Each of the members of the Audit Committee is independent as defined under the listing standards of NYSE MKT as of December 31, 2013.


The Board of Directors has determined that the Company has at least one “audit committee financial expert” serving on its Audit Committee. Mr. Scott G. Toothaker, CPA, meets the criteria for an “audit committee financial expert” and is “independent” within the meaning of the rules adopted by the NYSE MKT pursuant to the Sarbanes-Oxley Act of 2002.


Respectfully submitted by the members of the Audit Committee of the Board:


Scott G. Toothaker, Chair

Martha T. Dudman

Lauri E. Fernald

Gregg S. Hannah

David B. Woodside




53



BAR HARBOR BANKSHARES


82 Main Street

Bar Harbor, ME  04609


THIS PROXY IS SOLICITED ON BEHALF OF THE BOARD OF DIRECTORS



The undersigned hereby appoints Peter Dodge, Martha T. Dudman, and David B. Woodside as Proxies, each with power to appoint a substitute, and hereby authorizes them to represent and to vote, as designated on the reverse side, all of the shares of Common Stock of the Company held of record by the undersigned as of close of business on March 24, 2014 at the Annual Meeting of Shareholders to be held on May 20, 2014 or at any adjournment thereof.



X

PLEASE MARK YOUR VOTES AS IN THIS EXAMPLE


ELECTION OF DIRECTORS


1.

To elect fourteen (14) persons to serve as Directors for a term of one year.


Matthew L. Caras

Clyde H. Lewis

Robert C. Carter

Joseph M. Murphy

Thomas A. Colwell

Constance C. Shea

Peter Dodge

Curtis C. Simard

Martha T. Dudman

Kenneth E. Smith

Lauri E. Fernald

Scott G. Toothaker

Gregg S. Hannah

David B. Woodside


(   )   For all nominees


(   )  Withhold Authority for all nominees


(   )  For all except:_____________________________________________


OTHER BUSINESS:



2.

To approve a non-binding, advisory resolution on the compensation of the Named Executive Officers of the Company (“Say on Pay”).


(   ) For      (   ) Against     (   ) Abstain



3.

To ratify the appointment of KPMG LLP as the Company’s independent registered public accounting firm for the year ending December 31, 2014


(   ) For      (   ) Against     (   ) Abstain


4.

To transact such other business as may properly come before the meeting or any adjournment thereof.


This proxy, when properly executed, will be voted on behalf of the undersigned shareholder in the manner directed herein.

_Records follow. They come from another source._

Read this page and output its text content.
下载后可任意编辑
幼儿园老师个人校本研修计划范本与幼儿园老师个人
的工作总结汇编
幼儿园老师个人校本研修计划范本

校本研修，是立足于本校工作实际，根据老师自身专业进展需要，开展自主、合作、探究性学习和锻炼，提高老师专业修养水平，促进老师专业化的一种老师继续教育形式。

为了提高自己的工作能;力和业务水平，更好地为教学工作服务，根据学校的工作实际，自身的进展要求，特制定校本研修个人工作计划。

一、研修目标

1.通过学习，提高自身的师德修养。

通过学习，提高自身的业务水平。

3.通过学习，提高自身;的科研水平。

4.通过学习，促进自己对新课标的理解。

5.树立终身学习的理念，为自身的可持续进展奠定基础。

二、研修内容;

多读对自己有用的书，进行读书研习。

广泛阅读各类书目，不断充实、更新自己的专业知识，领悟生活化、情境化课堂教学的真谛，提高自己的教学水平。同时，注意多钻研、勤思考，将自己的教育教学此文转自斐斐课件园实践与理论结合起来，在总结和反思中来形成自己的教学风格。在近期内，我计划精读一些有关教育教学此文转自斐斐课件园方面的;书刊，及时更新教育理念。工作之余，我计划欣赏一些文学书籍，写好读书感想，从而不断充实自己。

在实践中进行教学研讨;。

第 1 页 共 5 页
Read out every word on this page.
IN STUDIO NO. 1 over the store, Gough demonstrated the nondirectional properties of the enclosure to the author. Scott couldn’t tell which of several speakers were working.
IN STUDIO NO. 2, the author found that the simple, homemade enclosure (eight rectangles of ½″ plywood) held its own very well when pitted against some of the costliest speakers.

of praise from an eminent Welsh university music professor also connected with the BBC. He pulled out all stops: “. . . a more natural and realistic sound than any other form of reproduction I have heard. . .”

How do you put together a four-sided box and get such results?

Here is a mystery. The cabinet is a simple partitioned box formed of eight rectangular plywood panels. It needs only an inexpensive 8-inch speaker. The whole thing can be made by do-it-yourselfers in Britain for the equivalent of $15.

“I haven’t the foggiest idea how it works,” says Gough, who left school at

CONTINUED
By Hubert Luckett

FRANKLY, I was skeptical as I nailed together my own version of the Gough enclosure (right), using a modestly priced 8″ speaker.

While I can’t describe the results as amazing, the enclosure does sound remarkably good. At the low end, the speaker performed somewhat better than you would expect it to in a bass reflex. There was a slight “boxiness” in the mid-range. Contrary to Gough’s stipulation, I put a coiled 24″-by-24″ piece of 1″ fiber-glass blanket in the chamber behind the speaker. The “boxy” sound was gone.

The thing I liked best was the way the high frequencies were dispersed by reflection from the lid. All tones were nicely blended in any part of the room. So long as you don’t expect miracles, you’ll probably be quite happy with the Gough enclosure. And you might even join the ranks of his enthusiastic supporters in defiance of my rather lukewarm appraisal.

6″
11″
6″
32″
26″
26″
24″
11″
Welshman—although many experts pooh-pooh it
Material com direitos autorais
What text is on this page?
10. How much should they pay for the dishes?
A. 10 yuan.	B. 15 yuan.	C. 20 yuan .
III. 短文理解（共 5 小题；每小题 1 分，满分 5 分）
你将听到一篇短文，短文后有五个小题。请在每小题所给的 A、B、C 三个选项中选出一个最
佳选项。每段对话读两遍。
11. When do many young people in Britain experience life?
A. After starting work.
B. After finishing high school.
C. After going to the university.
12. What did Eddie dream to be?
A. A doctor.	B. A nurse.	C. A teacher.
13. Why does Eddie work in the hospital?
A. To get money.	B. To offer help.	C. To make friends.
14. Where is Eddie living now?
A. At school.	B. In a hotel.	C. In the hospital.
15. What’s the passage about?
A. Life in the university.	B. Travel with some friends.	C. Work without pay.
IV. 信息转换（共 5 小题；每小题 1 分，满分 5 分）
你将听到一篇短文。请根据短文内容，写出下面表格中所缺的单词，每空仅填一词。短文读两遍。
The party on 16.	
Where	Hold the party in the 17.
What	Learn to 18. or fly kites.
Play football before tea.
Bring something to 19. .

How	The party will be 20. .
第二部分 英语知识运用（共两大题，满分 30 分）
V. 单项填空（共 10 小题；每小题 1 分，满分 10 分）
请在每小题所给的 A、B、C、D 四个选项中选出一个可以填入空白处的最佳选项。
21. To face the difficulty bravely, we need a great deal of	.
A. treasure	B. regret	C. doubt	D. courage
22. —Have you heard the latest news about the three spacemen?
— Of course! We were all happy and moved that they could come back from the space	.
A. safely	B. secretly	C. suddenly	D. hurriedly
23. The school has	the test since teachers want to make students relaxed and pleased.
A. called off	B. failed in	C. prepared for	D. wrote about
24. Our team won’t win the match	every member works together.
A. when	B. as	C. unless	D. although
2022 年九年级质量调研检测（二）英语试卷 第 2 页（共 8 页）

If no direction is given, this proxy will be voted in favor of Items 2, 3, for the nominees listed in Item 1, and in the discretion of management with respect to any other matters, which may come before the Meeting.


PLEASE MARK, SIGN, DATE, AND RETURN THE PROXY CARD PROMPTLY USING THE ENVELOPE PROVIDED.


SIGNATURE __________________  DATE _____________


SIGNATURE __________________  DATE  _____________


NOTE:

Please sign exactly as name appears above. Only one joint tenant needs sign. When signing as attorney,

executor, administrator, trustee, or guardian, or in any representative capacity, please give full title.